Поэтому рядом появилась еще одна комната – Тайная палата. Там и проходили советы княжеской дружины.
Спустя неделю после встречи Туйи и Мара Волх сидел там вдвоем с Бельдом.
В этом году Волху исполнялось тридцать. Он был по-прежнему строен, даже худ, а лицо казалось юным из-за редкой бороды. С аристократической небрежностью носил он заморские шелка и тяжелую золотую гривну на шее. Двигался и говорил он как очень уверенный в себе человек.
Бельд же, напротив, весь стал какой-то потерянный. Даже ярко-рыжие волосы словно потускнели. Он давно избавился от своего смешного выговора и перестал ставить «хорошо» перед каждой фразой.
– В этом году гостей у нас будет еще больше. А на пристани киевляне зимуют и русские развалюхи место занимают, – сказал он князю. – Я предупреждал, надо еще кусок берега под пристань застроить. А теперь не успеем. Лед тронется со дня на день.
– Прикажи, пусть русские корабли сожгут, – пожал плечами Волх. – Для плаванья они давно непригодны. Да и русы домой не собираются. Мы прямо сроднились с ними, – хмыкнул он.
Бельд посмотрел на него как-то странно, словно думал – говорить или нет. Промолчал. Волх терпеть не мог эту его привычку, потому и завел разговор, который был тягостен для обоих.
– Ну а ты-то? Решил что-нибудь? Лед тронется со дня на день.
Лицо сакса окаменело в мрачном упрямстве.

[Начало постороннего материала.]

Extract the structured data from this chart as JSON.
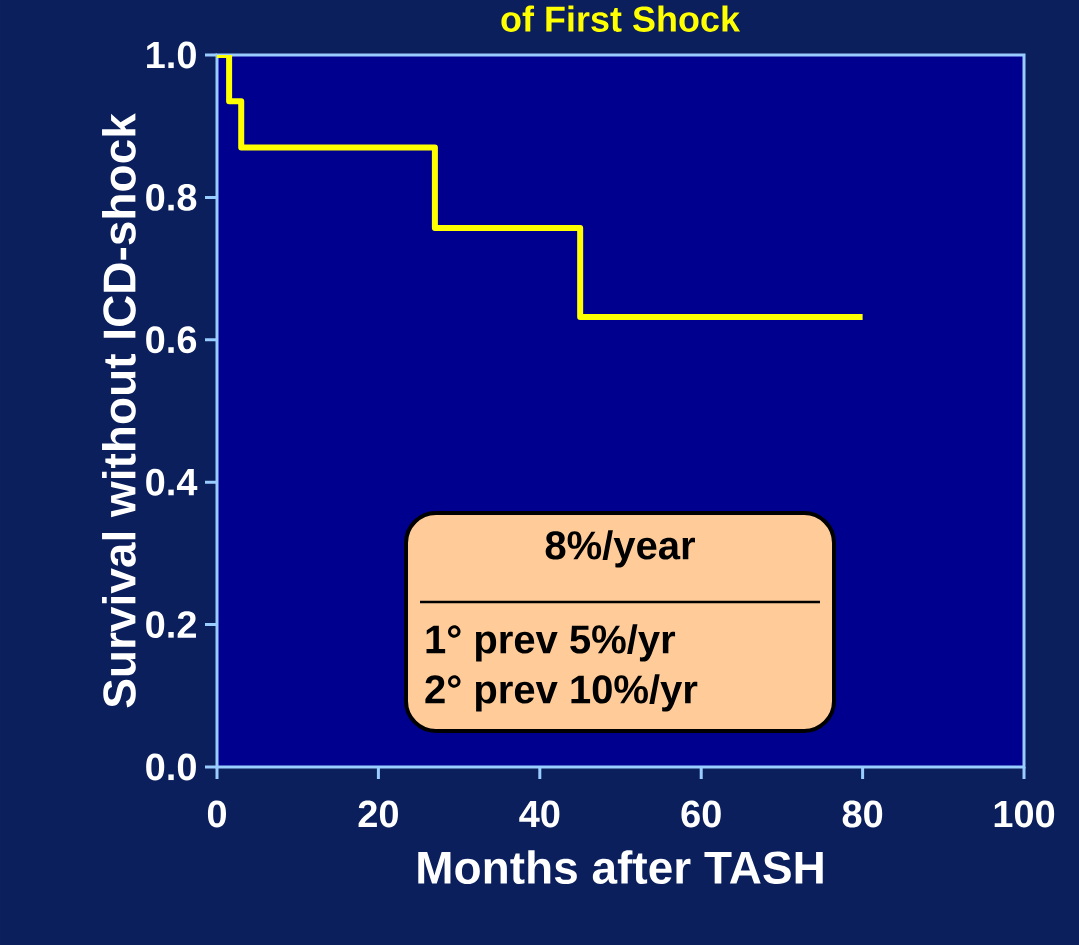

– Пока не решил. Пусть сначала корабль придет.
– Может, объяснишь наконец, какая муха тебя укусила? – с накопившимся раздражением допрашивал Волх. – Куда ты собрался? От твоей деревни бревна на бревне не осталось еще пятнадцать лет назад. Ты и язык-то родной забыл. Твой дом здесь, что за глупые фантазии?
– Да нет у меня здесь дома! – выпалил Бельд. – Потому что…

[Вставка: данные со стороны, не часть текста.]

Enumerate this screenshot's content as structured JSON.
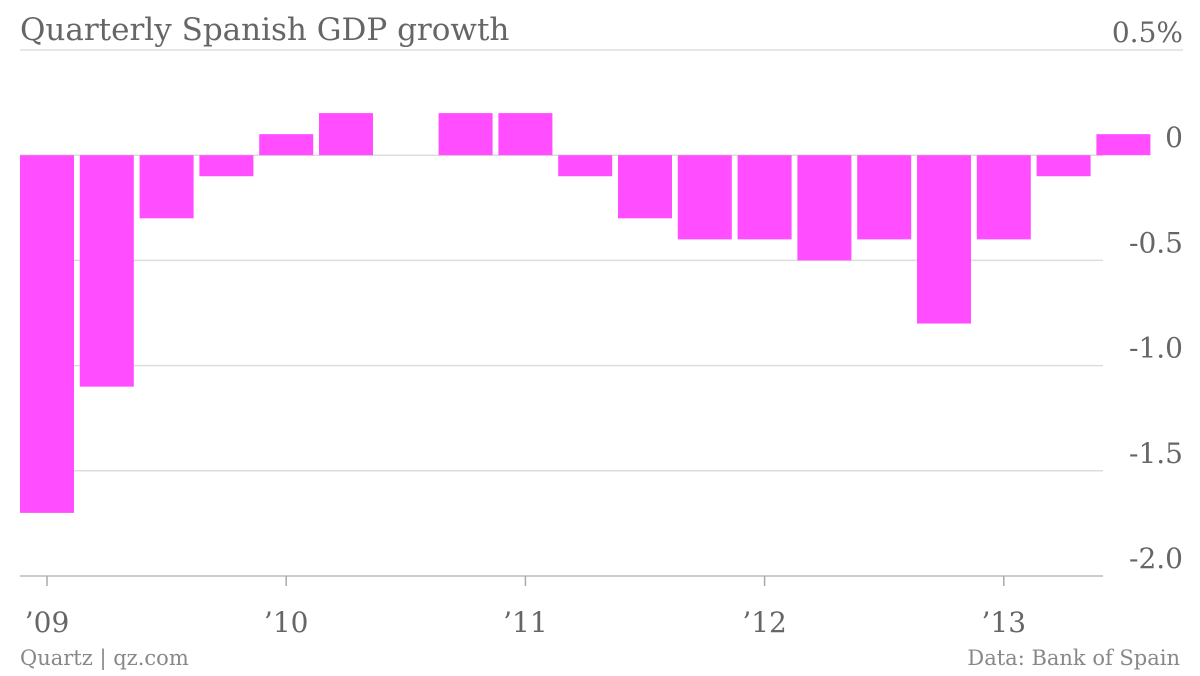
{
  "chart_data": {
    "type": "bar",
    "title": "Quarterly Spanish GDP growth",
    "unit": "%",
    "xlabel": "",
    "ylabel": "",
    "ylim": [
      -2.0,
      0.5
    ],
    "y_ticks": [
      "0.5%",
      "0",
      "-0.5",
      "-1.0",
      "-1.5",
      "-2.0"
    ],
    "y_tick_values": [
      0.5,
      0,
      -0.5,
      -1.0,
      -1.5,
      -2.0
    ],
    "x_tick_labels": [
      "’09",
      "’10",
      "’11",
      "’12",
      "’13"
    ],
    "grid": "horizontal",
    "bar_color": "#ff4dff",
    "categories": [
      "2009 Q1",
      "2009 Q2",
      "2009 Q3",
      "2009 Q4",
      "2010 Q1",
      "2010 Q2",
      "2010 Q3",
      "2010 Q4",
      "2011 Q1",
      "2011 Q2",
      "2011 Q3",
      "2011 Q4",
      "2012 Q1",
      "2012 Q2",
      "2012 Q3",
      "2012 Q4",
      "2013 Q1",
      "2013 Q2",
      "2013 Q3"
    ],
    "values": [
      -1.7,
      -1.1,
      -0.3,
      -0.1,
      0.1,
      0.2,
      0.0,
      0.2,
      0.2,
      -0.1,
      -0.3,
      -0.4,
      -0.4,
      -0.5,
      -0.4,
      -0.8,
      -0.4,
      -0.1,
      0.1
    ]
  },
  "footer": {
    "source_left": "Quartz | qz.com",
    "source_right": "Data: Bank of Spain"
  },
  "colors": {
    "bar": "#ff4dff",
    "grid": "#dddddd",
    "text": "#666666"
  }
}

Но объяснить почему он не успел: в комнату, оставляя следы мокрых сапожек, ворвался запыхавшийся мальчишка.
– Папа, папа! Дядя Бельд! Лед тронулся! Он трещит! Ух, как трещит!

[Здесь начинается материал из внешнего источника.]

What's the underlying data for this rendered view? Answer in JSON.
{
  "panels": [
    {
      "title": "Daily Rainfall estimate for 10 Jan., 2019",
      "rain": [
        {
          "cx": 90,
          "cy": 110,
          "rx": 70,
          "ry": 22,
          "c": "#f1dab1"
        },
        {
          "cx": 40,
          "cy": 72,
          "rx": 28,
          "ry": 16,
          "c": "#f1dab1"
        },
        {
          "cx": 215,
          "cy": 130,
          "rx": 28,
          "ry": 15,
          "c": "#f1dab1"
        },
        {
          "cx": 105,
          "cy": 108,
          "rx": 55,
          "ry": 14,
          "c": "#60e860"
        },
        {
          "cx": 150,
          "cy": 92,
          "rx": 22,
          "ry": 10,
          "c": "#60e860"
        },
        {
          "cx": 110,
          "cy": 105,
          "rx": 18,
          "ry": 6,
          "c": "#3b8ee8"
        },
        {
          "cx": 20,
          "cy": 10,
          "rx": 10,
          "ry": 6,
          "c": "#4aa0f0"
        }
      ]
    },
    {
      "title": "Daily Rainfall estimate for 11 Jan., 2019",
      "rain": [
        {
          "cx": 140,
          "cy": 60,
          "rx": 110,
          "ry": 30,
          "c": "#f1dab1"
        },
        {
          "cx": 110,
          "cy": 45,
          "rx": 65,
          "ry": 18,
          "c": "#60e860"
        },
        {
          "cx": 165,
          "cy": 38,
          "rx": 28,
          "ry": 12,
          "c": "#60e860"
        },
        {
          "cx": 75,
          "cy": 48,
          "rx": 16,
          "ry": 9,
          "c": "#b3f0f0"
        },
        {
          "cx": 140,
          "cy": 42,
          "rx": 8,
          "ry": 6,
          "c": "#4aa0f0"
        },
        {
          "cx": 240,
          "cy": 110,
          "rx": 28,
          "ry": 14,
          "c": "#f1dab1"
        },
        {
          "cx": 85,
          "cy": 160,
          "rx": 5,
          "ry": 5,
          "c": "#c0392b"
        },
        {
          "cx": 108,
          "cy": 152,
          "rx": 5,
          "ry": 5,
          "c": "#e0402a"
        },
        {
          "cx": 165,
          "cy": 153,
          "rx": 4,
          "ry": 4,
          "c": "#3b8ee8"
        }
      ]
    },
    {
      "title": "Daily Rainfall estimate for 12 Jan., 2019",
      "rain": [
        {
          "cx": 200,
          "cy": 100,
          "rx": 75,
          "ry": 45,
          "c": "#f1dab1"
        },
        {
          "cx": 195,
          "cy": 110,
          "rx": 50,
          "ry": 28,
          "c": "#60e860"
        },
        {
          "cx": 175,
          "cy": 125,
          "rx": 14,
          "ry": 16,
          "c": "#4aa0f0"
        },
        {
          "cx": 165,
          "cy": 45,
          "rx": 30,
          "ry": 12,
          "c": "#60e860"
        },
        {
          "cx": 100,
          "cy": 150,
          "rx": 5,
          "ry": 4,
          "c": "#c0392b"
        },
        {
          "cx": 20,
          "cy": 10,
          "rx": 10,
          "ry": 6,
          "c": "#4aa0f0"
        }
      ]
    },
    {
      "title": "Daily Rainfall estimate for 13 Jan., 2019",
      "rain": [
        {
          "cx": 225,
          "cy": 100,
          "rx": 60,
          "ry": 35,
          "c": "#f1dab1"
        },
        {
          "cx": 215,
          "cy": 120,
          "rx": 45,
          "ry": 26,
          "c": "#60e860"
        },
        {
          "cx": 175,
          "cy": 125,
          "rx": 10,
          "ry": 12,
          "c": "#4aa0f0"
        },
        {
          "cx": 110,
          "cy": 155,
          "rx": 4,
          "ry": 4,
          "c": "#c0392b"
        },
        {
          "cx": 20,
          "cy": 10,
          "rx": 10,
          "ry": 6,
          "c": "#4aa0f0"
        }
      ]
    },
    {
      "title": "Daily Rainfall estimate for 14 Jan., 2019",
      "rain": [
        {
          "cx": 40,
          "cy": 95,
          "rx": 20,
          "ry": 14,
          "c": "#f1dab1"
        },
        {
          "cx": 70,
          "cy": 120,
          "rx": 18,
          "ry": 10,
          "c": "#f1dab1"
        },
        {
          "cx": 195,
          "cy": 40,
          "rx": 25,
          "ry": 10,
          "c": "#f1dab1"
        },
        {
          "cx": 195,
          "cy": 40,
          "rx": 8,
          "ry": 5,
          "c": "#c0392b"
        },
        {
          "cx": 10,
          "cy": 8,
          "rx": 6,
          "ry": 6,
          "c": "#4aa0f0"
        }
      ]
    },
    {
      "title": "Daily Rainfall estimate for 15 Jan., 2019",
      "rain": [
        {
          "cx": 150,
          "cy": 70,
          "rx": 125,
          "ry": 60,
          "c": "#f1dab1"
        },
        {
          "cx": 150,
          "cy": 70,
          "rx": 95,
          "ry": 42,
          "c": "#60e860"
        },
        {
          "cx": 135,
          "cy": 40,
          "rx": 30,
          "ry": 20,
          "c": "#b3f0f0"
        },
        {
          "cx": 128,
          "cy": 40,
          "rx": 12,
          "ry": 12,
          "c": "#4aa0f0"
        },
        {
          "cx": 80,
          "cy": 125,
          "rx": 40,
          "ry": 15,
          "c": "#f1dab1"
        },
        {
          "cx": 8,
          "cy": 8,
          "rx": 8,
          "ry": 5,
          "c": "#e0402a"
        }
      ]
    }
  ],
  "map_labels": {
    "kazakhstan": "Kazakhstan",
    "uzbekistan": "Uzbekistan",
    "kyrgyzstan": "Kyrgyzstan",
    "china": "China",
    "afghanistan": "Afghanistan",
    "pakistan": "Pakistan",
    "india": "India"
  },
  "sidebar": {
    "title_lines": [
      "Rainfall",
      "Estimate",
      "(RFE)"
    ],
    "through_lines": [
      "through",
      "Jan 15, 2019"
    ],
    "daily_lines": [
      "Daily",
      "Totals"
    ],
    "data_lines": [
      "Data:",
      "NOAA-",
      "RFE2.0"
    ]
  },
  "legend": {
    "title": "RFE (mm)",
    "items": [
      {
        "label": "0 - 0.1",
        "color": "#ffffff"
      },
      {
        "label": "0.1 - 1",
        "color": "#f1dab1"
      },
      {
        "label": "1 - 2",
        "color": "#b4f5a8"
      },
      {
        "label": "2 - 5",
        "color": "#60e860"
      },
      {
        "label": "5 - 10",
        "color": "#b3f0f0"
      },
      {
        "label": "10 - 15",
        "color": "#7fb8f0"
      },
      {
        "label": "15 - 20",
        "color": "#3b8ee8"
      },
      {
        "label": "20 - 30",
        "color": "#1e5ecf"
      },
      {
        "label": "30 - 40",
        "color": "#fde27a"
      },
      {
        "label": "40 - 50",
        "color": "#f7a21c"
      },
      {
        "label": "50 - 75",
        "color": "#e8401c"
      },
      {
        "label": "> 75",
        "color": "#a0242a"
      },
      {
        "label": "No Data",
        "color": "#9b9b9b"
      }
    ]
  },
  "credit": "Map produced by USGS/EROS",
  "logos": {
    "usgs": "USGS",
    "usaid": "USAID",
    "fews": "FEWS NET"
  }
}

Вслед за мальчиком вошла Сайми. Она тоже не слишком изменилась за десять лет в статусе княгини. Следы возраста на лице можно было заметить, только очень вглядываясь. Подняв виноватый взгляд на Волха, она ухватила сынишку за шиворот и зашептала:
– Кто тебе разрешил сюда входить? Не видишь – папа занят.
– Но я же важное сказать… Правда, батя? – Мальчик состроил хитрющую гримаску. Глядя на своего балованного отпрыска, Волх не удержался от улыбки.
– Правда, правда. Пусти его, Сайми. Бельд, смотри, как вырос мой Боян.
И трое взрослых уставились на ребенка.
Боян лицом больше походил на Сайми – черноволосый, круглолицый. Но в некоторых жестах, в наклоне головы, в беспокойном взгляде зеленоватых глаз Волх с удивлением и радостью узнавал себя. Красивый мальчик, почти юноша – за счет высокого роста он выглядит старше сверстников. И при этом еще не превратился в заносчивого подростка. Боян по-детски любил весь мир, ему все было интересно и пока ему все удавалось. Сын Волха обещал оправдать многочисленные ожидания, которые связывали с ним родители.
Грамоте Боян выучился легко и без принуждения и был единственным, кого без ворчания пускал в библиотеку старый киевлянин-книжник. Но были у мальчика и другие таланты.
Лучшим бегуном в городе считался чудской охотник Овтай. Волх велел ему научить правильному бегу Бояна и его маленьких приятелей – будущую молодую дружину. Уже сейчас, бегая с Овтаем наперегонки, Боян умудрялся не отставать от учителя.
Сайми со своей стороны заметила, что мальчику нравятся гусли. Теперь Боян перенимал секреты мастерства у лучших новгородских гусляров. И те говорили, что у мальчика особый дар, который прославит его на все времена. Волх считал это лестью. Князь найдет, чем прославиться, и без терзания струн. Но когда Боян пристраивал на коленях звончатые гусли и его тонкие пальцы гладили струны… Кто знает, может, льстецы и правы, леший их забери?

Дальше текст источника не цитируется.